While previously sitting above $14, Blue Sky shares were hammered – languishing at 18 cents when suspended today – following a March 2018 note from Glaucus Research explaining why it was shorting the stock, accusing Blue Sky of overestimating the value of several businesses it had under management in a $2.8 billion portfolio.
The fallout saw the CEO, chairman and other Blue Sky board members depart.

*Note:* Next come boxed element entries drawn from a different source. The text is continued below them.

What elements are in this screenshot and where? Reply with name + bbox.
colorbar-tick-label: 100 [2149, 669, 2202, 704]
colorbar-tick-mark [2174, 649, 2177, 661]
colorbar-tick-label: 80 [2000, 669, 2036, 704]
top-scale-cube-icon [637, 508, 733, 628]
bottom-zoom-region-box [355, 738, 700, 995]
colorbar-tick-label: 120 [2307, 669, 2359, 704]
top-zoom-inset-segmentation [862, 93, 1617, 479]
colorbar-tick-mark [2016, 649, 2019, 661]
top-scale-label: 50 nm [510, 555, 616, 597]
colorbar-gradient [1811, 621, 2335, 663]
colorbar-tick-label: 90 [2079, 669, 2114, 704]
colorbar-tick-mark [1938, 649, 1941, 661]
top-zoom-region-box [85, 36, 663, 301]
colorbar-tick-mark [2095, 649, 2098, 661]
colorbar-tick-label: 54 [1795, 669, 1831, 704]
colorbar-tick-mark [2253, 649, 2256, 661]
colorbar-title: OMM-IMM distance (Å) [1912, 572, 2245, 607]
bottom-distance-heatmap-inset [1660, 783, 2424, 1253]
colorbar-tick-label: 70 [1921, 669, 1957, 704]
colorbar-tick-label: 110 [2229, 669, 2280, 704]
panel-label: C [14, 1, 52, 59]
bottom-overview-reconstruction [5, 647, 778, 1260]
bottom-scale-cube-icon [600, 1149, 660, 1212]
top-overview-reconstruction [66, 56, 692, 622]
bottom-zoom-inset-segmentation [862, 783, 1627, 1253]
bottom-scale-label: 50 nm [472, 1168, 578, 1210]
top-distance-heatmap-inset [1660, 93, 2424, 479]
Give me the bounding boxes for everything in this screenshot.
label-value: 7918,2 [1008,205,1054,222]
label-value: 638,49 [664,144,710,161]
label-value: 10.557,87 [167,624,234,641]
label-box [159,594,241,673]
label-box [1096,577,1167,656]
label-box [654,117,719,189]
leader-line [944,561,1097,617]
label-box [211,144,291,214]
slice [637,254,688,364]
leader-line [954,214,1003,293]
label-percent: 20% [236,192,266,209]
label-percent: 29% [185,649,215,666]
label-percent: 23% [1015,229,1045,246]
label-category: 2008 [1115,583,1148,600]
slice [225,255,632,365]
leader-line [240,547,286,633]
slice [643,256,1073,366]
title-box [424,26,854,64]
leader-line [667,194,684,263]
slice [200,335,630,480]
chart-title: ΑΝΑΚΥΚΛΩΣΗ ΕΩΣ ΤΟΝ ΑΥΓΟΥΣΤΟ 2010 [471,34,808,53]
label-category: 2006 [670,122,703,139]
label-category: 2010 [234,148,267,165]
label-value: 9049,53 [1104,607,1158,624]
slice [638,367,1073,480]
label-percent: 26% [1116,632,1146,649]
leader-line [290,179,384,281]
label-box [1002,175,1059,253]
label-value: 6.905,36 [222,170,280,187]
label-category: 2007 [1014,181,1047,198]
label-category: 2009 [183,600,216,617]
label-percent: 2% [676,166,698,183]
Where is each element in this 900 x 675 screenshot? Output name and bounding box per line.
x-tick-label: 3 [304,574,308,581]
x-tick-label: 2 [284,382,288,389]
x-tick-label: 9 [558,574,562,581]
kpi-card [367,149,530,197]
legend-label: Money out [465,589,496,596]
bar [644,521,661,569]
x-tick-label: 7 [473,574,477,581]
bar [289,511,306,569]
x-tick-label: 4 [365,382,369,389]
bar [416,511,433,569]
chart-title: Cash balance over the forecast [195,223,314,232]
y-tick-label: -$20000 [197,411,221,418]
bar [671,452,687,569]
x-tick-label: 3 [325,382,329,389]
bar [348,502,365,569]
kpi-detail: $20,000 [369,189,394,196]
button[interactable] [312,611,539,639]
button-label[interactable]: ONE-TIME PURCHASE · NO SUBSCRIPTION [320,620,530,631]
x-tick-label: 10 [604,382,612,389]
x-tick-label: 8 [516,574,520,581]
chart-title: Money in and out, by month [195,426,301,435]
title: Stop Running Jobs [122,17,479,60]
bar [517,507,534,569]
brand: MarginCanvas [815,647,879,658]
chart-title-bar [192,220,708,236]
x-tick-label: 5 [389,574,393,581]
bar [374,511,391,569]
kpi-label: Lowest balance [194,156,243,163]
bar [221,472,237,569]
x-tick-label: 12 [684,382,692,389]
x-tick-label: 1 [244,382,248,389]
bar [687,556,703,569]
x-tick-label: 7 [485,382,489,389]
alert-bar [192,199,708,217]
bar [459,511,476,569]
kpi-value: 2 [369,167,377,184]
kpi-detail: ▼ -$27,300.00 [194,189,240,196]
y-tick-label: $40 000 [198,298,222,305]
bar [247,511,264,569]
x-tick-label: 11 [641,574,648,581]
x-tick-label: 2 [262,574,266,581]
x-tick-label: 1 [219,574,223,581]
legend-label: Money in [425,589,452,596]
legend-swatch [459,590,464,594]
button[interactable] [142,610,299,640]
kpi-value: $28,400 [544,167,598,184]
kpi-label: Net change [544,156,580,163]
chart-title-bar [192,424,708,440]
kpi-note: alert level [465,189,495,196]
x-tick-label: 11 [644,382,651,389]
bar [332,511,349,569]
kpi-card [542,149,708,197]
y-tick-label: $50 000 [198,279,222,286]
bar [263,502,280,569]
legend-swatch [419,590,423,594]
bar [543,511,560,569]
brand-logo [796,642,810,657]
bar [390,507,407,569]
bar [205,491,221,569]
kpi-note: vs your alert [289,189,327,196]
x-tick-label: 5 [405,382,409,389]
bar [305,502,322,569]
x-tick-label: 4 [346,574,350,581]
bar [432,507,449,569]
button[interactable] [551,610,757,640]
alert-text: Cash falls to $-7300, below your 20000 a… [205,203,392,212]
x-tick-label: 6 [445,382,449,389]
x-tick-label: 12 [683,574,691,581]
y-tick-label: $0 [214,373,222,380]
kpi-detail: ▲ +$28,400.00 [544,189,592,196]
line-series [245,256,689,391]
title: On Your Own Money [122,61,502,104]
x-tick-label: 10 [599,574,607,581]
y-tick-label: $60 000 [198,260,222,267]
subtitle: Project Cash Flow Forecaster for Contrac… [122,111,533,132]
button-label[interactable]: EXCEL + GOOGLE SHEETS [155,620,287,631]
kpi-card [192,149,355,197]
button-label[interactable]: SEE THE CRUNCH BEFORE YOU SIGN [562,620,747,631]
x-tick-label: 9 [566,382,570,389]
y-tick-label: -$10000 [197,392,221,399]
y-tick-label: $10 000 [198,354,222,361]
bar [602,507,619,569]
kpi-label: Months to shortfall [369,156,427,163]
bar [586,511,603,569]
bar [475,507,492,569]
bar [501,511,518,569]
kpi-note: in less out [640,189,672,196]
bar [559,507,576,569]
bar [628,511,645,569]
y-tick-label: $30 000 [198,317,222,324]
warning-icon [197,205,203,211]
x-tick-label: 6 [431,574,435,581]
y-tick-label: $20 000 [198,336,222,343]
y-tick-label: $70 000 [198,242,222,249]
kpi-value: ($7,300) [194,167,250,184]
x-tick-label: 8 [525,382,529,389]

The Brisbane-based business then wrote down asset values, cut costs, restructured management, left its hedge fund, and scrapped real estate developments.
One of those investments was Shoes of Prey, the bespoke women’s footwear startup that fell into liquidation two months ago.
Last August co-founder Jodie Foxx announced the nine-year-old business, considered an Australian startup success story, would stop taking orders while it assessed it options.
That announcement came just weeks after Blue Sky Alternative Investments wrote down the value of its venture capital investment in the startup, from $1 per unit in early 2018 to 12.93c.
Shoes of Prey had raised US$15.5 million (AU$21m) Blue Sky Venture Capital, Greycroft, and US retailer Nordstrom in 2015.
The business had been active in venture capital for tech startups.
Blue Sky’s other investments include the Melbourne-based online discount wine retailer Vinomofo, which took on $25 million from Blue Sky Ventures in exchange for a 22.7% stake.
Vinomofo reported it was profitable in the first half of FY19.
With Blue Sky’s bottom line hit hard in the wake of the Glaucus fiasco, the company turned to Oaktree for cash last September, obtaining a $50 million seven-year secured loan as a a convertible note.
Today The SMH reports Oaktree Capital Management is seeking a $100 million “make whole” payment ahead of any restructure of the Australian fund manger.
Blue Sky listed in 2012, and had more than 70 funds on its books.